11.02.2005
Love God, Love One Another
Black Humor Love God, Love One Another LP (Fowl, 1982)
I first heard of the band Black Humor as many others did, via a review in an early Maximum Rocknroll, in which the band was taken to task for the reverse label of this LP being a graphic of a swastika made from crutches, song titles such as Auf Weidersehn Juden, and lyrics making fun of teenage political punks who had the answer to all the world's problems. The review received a reply from one of the band members. He stated that the symbolism of a swastika made out of crutches should be pretty obvious, that Auf Weidersehn was about people playing victim and the band had Jewish band members who agreed with the song's sentiments, and that teenage political punks do not have the answer to all the world's problems. He added that any intelligent person would have been able to figure these things out and if anyone wanted to hear what Black Humor was about than they should check the record out themselves and ignore MRR.
Now I've never been a MRR basher and think that many of its critics tend to pick mercilessly at a few obvious faults and blow them up out of proportion. They give MRR too much credit for "brainwashing" the scene and not enough for aiding the internationalization of hardcore punk and the revival of the DIY punk (including garage punk) scene of the 1990s. However, it is very easy to box MRR up as just some piece of agitprop when moronic reviews such as the Black Humor one appeared in its pages. To MRR's credit they let the band respond to the review (to which MRR replied that they would take a wait and see attitude toward the band).
This little controversy wedged itself deep enough in my teenage mind that when I came across a copy at a Tower Records warehouse sale in the early 80s, I snatched it up. Thinking I was in for the most offensive record ever made, I was sorely disappointed when I got home and played it. Ironically, the record from that haul that grabbed me the most was the pre-nazi Skrewdriver's All Skrewed Up. The Black Humor record? It got filed between Black Flag and Black Randy, taken out once a year for a relisten...and it still didn't click.
Fast forward to the late 90s and Min from the A Frames is raving about this band Black Humor. I tell him I have the record and I'll trade him for something. I don't know what garbage I got from him. Maybe it was twenty-five bucks. I don't know, but six months later, I find another copy in a local record store. I buy it and play it thinking maybe Min is right. Nope. Nothing. I throw it on ebay and sell it for forty bucks. A couple years pass and yet another copy shows up in a record store. It is priced at $3.98 so I buy it. I get home and throw it in a stack. Some months go by and I finally get to it. I don't know what it was but that listen it finally sinks in. What makes this revelation so strange is that the record should have grabbed me years earlier.

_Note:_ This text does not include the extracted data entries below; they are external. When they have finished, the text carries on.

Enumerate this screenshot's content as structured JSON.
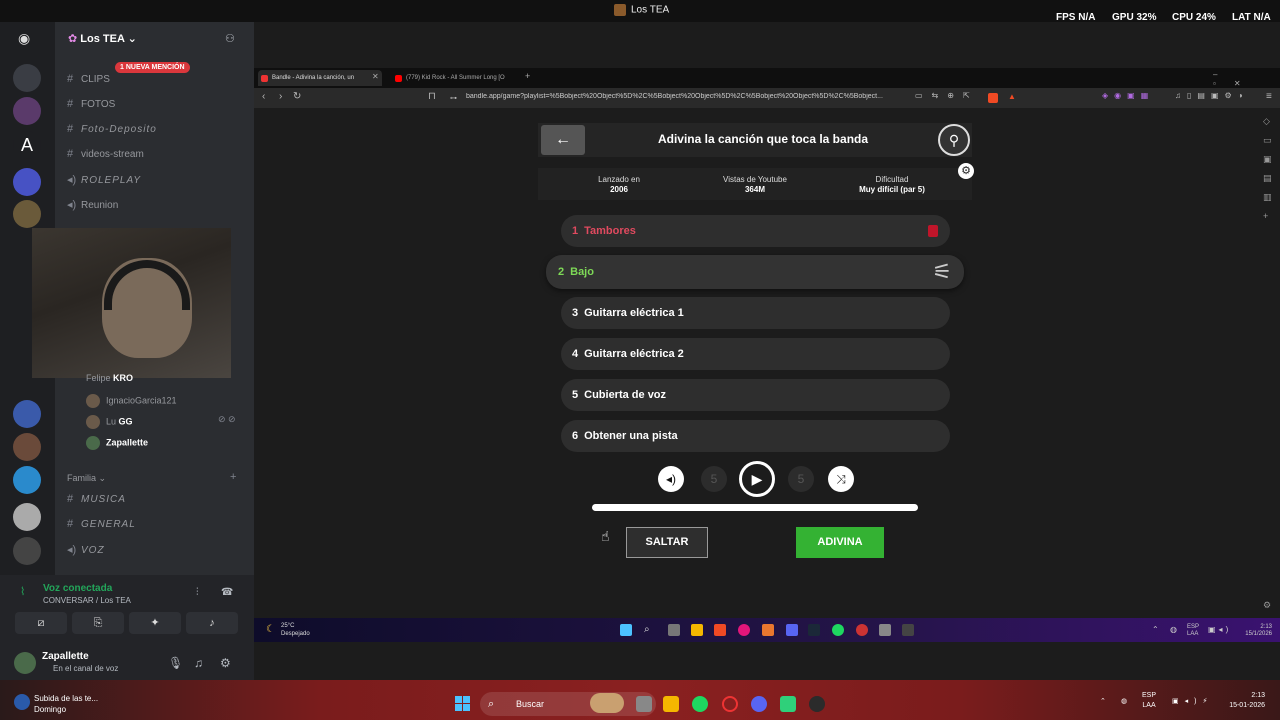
{
  "os_bar": {
    "title": "Los TEA",
    "stats": [
      {
        "label": "FPS",
        "value": "N/A"
      },
      {
        "label": "GPU",
        "value": "32%"
      },
      {
        "label": "CPU",
        "value": "24%"
      },
      {
        "label": "LAT",
        "value": "N/A"
      }
    ]
  },
  "discord": {
    "server_name": "Los TEA",
    "mention_badge": "1 NUEVA MENCIÓN",
    "channels": [
      {
        "name": "CLIPS",
        "icon": "hash-icon"
      },
      {
        "name": "FOTOS",
        "icon": "hash-icon"
      },
      {
        "name": "Foto-Deposito",
        "icon": "hash-icon"
      },
      {
        "name": "videos-stream",
        "icon": "hash-icon"
      },
      {
        "name": "ROLEPLAY",
        "icon": "speaker-icon"
      },
      {
        "name": "Reunion",
        "icon": "speaker-icon"
      }
    ],
    "members": [
      {
        "name": "Felipe",
        "tag": "KRO"
      },
      {
        "name": "IgnacioGarcia121",
        "tag": ""
      },
      {
        "name": "Lu",
        "tag": "GG"
      },
      {
        "name": "Zapallette",
        "tag": ""
      }
    ],
    "category": "Familia",
    "channels2": [
      {
        "name": "MUSICA",
        "icon": "hash-icon"
      },
      {
        "name": "GENERAL",
        "icon": "hash-icon"
      },
      {
        "name": "VOZ",
        "icon": "speaker-icon"
      }
    ],
    "voice": {
      "status": "Voz conectada",
      "channel": "CONVERSAR / Los TEA"
    },
    "user": {
      "name": "Zapallette",
      "status": "En el canal de voz"
    }
  },
  "browser": {
    "tabs": [
      {
        "title": "Bandle - Adivina la canción, un",
        "active": true
      },
      {
        "title": "(779) Kid Rock - All Summer Long [O",
        "active": false
      }
    ],
    "url": "bandle.app/game?playlist=%5Bobject%20Object%5D%2C%5Bobject%20Object%5D%2C%5Bobject%20Object%5D%2C%5Bobject..."
  },
  "game": {
    "title": "Adivina la canción que toca la banda",
    "info": [
      {
        "label": "Lanzado en",
        "value": "2006"
      },
      {
        "label": "Vistas de Youtube",
        "value": "364M"
      },
      {
        "label": "Dificultad",
        "value": "Muy difícil (par 5)"
      }
    ],
    "tracks": [
      {
        "num": "1",
        "label": "Tambores",
        "state": "failed"
      },
      {
        "num": "2",
        "label": "Bajo",
        "state": "active"
      },
      {
        "num": "3",
        "label": "Guitarra eléctrica 1",
        "state": "locked"
      },
      {
        "num": "4",
        "label": "Guitarra eléctrica 2",
        "state": "locked"
      },
      {
        "num": "5",
        "label": "Cubierta de voz",
        "state": "locked"
      },
      {
        "num": "6",
        "label": "Obtener una pista",
        "state": "locked"
      }
    ],
    "controls": {
      "rewind": "5",
      "forward": "5"
    },
    "progress": 1.0,
    "skip_label": "SALTAR",
    "guess_label": "ADIVINA",
    "accent_green": "#34b233",
    "accent_red": "#e04a5f"
  },
  "inner_taskbar": {
    "weather_temp": "25°C",
    "weather_desc": "Despejado",
    "lang": "ESP",
    "lang_sub": "LAA",
    "time": "2:13",
    "date": "15/1/2026"
  },
  "taskbar": {
    "notif_title": "Subida de las te...",
    "notif_sub": "Domingo",
    "search_placeholder": "Buscar",
    "lang": "ESP",
    "lang_sub": "LAA",
    "time": "2:13",
    "date": "15-01-2026"
  }
}
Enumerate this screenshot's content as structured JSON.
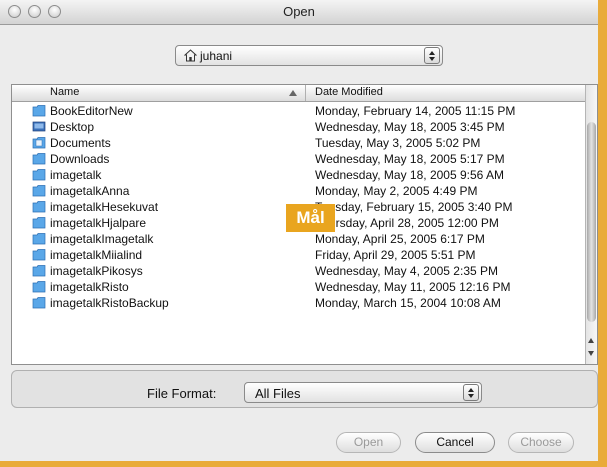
{
  "window": {
    "title": "Open"
  },
  "path_popup": {
    "current": "juhani"
  },
  "columns": {
    "name": "Name",
    "date": "Date Modified"
  },
  "files": [
    {
      "name": "BookEditorNew",
      "date": "Monday, February 14, 2005 11:15 PM",
      "icon": "folder-icon"
    },
    {
      "name": "Desktop",
      "date": "Wednesday, May 18, 2005 3:45 PM",
      "icon": "desktop-folder-icon"
    },
    {
      "name": "Documents",
      "date": "Tuesday, May 3, 2005 5:02 PM",
      "icon": "documents-folder-icon"
    },
    {
      "name": "Downloads",
      "date": "Wednesday, May 18, 2005 5:17 PM",
      "icon": "folder-icon"
    },
    {
      "name": "imagetalk",
      "date": "Wednesday, May 18, 2005 9:56 AM",
      "icon": "folder-icon"
    },
    {
      "name": "imagetalkAnna",
      "date": "Monday, May 2, 2005 4:49 PM",
      "icon": "folder-icon"
    },
    {
      "name": "imagetalkHesekuvat",
      "date": "Tuesday, February 15, 2005 3:40 PM",
      "icon": "folder-icon"
    },
    {
      "name": "imagetalkHjalpare",
      "date": "Thursday, April 28, 2005 12:00 PM",
      "icon": "folder-icon"
    },
    {
      "name": "imagetalkImagetalk",
      "date": "Monday, April 25, 2005 6:17 PM",
      "icon": "folder-icon"
    },
    {
      "name": "imagetalkMiialind",
      "date": "Friday, April 29, 2005 5:51 PM",
      "icon": "folder-icon"
    },
    {
      "name": "imagetalkPikosys",
      "date": "Wednesday, May 4, 2005 2:35 PM",
      "icon": "folder-icon"
    },
    {
      "name": "imagetalkRisto",
      "date": "Wednesday, May 11, 2005 12:16 PM",
      "icon": "folder-icon"
    },
    {
      "name": "imagetalkRistoBackup",
      "date": "Monday, March 15, 2004 10:08 AM",
      "icon": "folder-icon"
    }
  ],
  "file_format": {
    "label": "File Format:",
    "selected": "All Files"
  },
  "buttons": {
    "open": "Open",
    "cancel": "Cancel",
    "choose": "Choose"
  },
  "overlay": {
    "text": "Mål"
  },
  "colors": {
    "accent": "#e9ab3a",
    "folder": "#5aa7e8"
  }
}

Black Humor's one and only LP has the mood of Cleveland 1976. You can easily imagine them on some bill with the Styrenes or Pere Ubu. They share the same raw emotional streak that runs through the Electric Eels or Rocket from the Tombs, as well as the darkness of the Easter Monkeys of a few years later. But Black Humor wasn't from Cleveland. They were from San Francisco, home of the most politically minded bands of the day, many of them playing at speeds and with pep far more spunky than what came out of Cleveland.
Ahhh but Frisco was also home of Flipper, not to mention a healthy synth punk and pre-dance industrial scene. Looked at in that context, Black Humor fits very nicely in the city's "art punk" underground. Black Humor takes Flippers nihilism and runs with it. They lyrics are hateful, wishing people dead or being glad that someone has died. The song titles are among my favorites: Too Stupid to Die, Kill Them!, I Should've let 'em Die! Subtlety has little room in the words of Black Humor. The music, though, does have undertones and switches mood. It also has a sound that is markedly San Francisco and that is because the guy recording it is Tom Mallon, who also turned the knobs for Toiling Midgets, Flipper, Arkansas Man, Fuck Ups, and many other of Frisco's glummest.
From what I've been able to find out, Love God... only came out in a pressing of 500, so it is a miracle that I found three copies of the thing. Each copy is in a hand made cover. About half the songs on the record are as good as any American DIY punk ever made. The other half are okay.
maybe I will feel the same way someday about this "DEMO-MO Demolish NYC" piece of shit that I never got rid of. or maybe the BBQ-KILLERS. hmmm....I doubt it.
I sometimes think Dragnet should reissue it on CD, but haven't convinced myself. I think the 50-200 people who would like it already have it, or a dubbed version or mp3s.
But you didn't sell or trade me the record -- you had just sold it right before I emailed you for it.